I spotted a couple of boys and the cart when I went for a walk after Erika left. 
‘How much?’
‘Rs 200 a dozen.’
I had carried only a hundred Rupee note with me. I walked on while a lady tried to get them to bring the price down to Rs 180.
I took a few steps and turned back.
‘Give me half a dozen,’ I said tentatively. Wondering if he would say he could not count below 12 or something like that.
‘Thik hain.’
‘Cut and keep them. I will finish a few rounds and pick it up from you.’
Few being the operative word and in half an hour I was back up.
K was on a work call and I showed her the bag.
‘Wow.’ She mouthed.
‘Sorry I got only 7. Turns out I had twice underestimated the price of local Indian seasonal fruits in hipster Vandre one day,’ I said throwing my hands up in the air. 
Both Jaamun Bai and Galeli bhai had given me extras. Possibly because though chronologically an ‘uncle’, I did not bargain like the neighbourhood ‘aunties. 
I strongly believe that if you do not kids of your own, you do not think of yourself as an ‘uncle.’

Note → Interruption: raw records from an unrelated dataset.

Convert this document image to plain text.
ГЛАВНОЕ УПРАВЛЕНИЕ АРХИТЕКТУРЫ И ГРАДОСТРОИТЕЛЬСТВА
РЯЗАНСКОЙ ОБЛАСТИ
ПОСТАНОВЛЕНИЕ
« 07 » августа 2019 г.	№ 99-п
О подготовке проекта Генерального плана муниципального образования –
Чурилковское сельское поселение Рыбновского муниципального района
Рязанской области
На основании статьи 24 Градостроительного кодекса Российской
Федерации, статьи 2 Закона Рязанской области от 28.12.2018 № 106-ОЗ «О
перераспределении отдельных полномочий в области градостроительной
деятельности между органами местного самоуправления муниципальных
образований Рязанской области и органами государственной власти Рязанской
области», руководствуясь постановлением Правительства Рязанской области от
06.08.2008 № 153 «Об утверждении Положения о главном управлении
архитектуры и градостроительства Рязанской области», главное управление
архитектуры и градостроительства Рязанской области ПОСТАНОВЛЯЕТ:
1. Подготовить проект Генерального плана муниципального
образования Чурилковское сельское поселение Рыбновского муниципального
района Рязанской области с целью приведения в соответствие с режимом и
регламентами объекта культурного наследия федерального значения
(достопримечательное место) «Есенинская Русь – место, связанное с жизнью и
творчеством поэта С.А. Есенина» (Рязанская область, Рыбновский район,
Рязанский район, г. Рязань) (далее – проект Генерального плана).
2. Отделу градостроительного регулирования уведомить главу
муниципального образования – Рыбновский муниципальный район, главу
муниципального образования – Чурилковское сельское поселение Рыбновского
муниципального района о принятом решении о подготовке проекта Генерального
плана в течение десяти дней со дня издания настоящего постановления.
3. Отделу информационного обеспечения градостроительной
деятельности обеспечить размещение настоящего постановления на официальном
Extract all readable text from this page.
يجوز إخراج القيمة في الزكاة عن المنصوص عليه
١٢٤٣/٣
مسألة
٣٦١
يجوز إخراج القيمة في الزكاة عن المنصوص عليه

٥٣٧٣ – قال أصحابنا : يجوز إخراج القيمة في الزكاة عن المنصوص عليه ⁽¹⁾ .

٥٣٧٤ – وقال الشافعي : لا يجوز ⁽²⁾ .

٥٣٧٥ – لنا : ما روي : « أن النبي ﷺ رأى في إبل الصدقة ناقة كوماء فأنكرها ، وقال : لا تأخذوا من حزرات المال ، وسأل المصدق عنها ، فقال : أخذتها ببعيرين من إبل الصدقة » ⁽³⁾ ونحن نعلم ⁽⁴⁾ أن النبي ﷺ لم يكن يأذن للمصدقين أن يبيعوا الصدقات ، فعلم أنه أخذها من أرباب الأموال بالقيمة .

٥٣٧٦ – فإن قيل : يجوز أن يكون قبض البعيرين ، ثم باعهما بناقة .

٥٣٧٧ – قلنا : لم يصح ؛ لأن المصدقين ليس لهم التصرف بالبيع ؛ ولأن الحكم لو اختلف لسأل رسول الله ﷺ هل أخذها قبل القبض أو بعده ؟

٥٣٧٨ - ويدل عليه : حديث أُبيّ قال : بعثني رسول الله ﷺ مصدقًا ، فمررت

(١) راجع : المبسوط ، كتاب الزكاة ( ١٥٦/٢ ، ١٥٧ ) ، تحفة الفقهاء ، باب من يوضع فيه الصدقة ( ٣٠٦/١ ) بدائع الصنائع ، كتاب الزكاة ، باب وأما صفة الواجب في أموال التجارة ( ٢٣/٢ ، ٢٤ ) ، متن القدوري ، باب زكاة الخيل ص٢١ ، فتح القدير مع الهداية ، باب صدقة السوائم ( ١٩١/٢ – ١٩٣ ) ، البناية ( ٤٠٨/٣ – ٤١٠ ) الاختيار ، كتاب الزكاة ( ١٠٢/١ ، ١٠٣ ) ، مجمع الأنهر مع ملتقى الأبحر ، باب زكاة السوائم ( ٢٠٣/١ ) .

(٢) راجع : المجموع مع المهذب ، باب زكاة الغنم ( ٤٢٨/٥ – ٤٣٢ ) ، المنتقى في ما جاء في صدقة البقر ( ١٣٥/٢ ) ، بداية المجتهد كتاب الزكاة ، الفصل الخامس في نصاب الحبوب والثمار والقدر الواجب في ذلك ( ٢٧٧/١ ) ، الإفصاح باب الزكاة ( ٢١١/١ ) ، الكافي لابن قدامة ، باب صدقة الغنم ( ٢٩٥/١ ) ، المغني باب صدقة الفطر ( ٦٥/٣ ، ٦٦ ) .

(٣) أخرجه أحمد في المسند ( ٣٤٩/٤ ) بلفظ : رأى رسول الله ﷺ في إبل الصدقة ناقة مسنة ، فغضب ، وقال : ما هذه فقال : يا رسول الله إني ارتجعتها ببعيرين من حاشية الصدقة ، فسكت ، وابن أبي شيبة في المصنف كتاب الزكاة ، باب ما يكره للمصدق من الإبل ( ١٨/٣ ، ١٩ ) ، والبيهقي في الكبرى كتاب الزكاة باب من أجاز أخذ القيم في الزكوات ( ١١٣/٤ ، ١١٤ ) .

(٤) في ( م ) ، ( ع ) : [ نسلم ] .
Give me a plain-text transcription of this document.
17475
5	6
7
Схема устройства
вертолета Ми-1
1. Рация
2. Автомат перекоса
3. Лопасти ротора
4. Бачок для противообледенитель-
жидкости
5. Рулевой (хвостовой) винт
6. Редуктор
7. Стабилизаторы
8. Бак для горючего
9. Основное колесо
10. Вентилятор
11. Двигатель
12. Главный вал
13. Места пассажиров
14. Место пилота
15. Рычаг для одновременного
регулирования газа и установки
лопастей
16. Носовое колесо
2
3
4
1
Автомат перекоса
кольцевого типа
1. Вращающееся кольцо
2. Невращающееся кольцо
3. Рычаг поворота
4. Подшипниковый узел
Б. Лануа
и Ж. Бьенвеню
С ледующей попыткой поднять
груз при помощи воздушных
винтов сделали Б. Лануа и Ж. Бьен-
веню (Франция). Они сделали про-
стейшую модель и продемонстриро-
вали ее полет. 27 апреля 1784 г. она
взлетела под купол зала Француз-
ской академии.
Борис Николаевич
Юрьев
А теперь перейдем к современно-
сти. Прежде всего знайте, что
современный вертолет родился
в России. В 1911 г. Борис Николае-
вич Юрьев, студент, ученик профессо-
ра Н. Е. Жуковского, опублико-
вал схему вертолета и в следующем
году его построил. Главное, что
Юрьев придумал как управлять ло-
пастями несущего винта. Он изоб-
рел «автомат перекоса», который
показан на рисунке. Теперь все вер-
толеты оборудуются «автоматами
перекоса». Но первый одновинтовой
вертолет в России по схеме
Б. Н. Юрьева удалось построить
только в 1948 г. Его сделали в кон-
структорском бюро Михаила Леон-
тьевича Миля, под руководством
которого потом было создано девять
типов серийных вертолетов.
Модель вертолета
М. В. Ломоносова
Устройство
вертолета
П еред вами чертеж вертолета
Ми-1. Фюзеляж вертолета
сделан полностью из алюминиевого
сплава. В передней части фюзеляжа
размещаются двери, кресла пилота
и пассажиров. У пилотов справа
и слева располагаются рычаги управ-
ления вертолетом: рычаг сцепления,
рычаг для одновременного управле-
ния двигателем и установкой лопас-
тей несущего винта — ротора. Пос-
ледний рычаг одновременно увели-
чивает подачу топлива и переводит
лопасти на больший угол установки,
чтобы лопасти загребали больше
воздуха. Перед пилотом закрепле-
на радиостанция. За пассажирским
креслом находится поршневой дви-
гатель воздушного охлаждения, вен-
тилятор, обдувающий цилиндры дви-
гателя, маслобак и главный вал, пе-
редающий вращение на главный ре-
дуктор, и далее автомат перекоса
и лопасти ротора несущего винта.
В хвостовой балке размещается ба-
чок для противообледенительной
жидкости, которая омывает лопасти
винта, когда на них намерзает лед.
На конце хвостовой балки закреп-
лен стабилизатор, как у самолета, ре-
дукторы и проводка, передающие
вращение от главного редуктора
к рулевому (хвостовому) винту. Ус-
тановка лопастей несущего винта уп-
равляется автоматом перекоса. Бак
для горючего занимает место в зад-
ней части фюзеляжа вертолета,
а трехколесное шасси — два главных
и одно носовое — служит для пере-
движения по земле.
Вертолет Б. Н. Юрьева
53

‘Stop making a face little Nimki.’ When it comes to your cat friends, I am an ‘uncle’ because Baby Loaf dada and you are our sons.
Little Nimki loves to pout

‘I hope they are good. They look rather tiny.’
The galelis very good and juicy according to K, who seemed to visibly relish them. She also said that she had not realised what a cumbersome affair eating them was.
‘You have to peel the yellow membrane of each with your nails and then eat.’
‘So what happened when you were a kid?’
‘My mama (maternal uncle) peeled and gave them to me.
‘Hmm. I had them as a kid. I do not remember peeling them.’
‘Possibly your mom peeled them for you.’
Sums up the story of the ‘only child in the family’ in a Parsi family and ‘spoilt son’ in a Bengali one.
Galeli. Gujarati. Tal gola. Marathi. Taal shaash. Bengali. 
A rose in any language.

14 May update: Two days after I wrote the story, mom in law came to visit us bearing jamoon and galeli and I just spotted her peeling them for us. Coincidence much?

Act 3 Hapoos Mai

This Bengali could be an Englishman in New York, but his loyalties
lie with the hapoos and not fojli when it comes to mangoes


‘I bought talshash for Kainaz. Are they all right for me? Not that I am crazy about them, but thought I will ask.’
‘It is fine. Just have fruits before dusk both of you,’ replied Dr Ria to the whatsapp I sent her when I was walking back after picking up the galelis for K.
‘What about mangoes,’ I messaged. Chance pe dance, as we say in Mumbai. Trying my luck.
‘Yes. You can have them thrice a week. One at a go.’
I danced all the way back home as if I was Kapil Dev at Lord’s in ’83.
K and her family love alphonso mangoes, They ‘inhale’ them as kids today said. 
I was not much into mangoes till mamma, my maternal grandmom in law passed away.
Mysteriously enough, I was besotted with mangoes and cheese within a few months of her passing. The two things she really loved. It was as if she had passed on her cravings to me, along with the responsibility of looking after her granddaughter who was the centre of her life. The only difference was that mamma, like any Parsi granny, was into Kraft cheese tins, while my tastes in cheese are more esoteric. 
When it comes to mangoes though as I said earlier, I am firmly team alphonso like mamma was.
#NoorBanuCooks had cut a mango in the evening for K and kept it in the fridge after #KayteeCooks had cut two for K’s lunch.
K had the galelis last night. I had the alphonso. 
And that Baby Loaf, is what a happy ending is all about in real life.
Conversations with Baby Loaf last night.
My first born.

 PS: Erika the mangoes were super. 

PPS: Ria, don’t worry. I will stick to ‘one, thrice a week.’ We were naughty last night, but only before dusk from now on.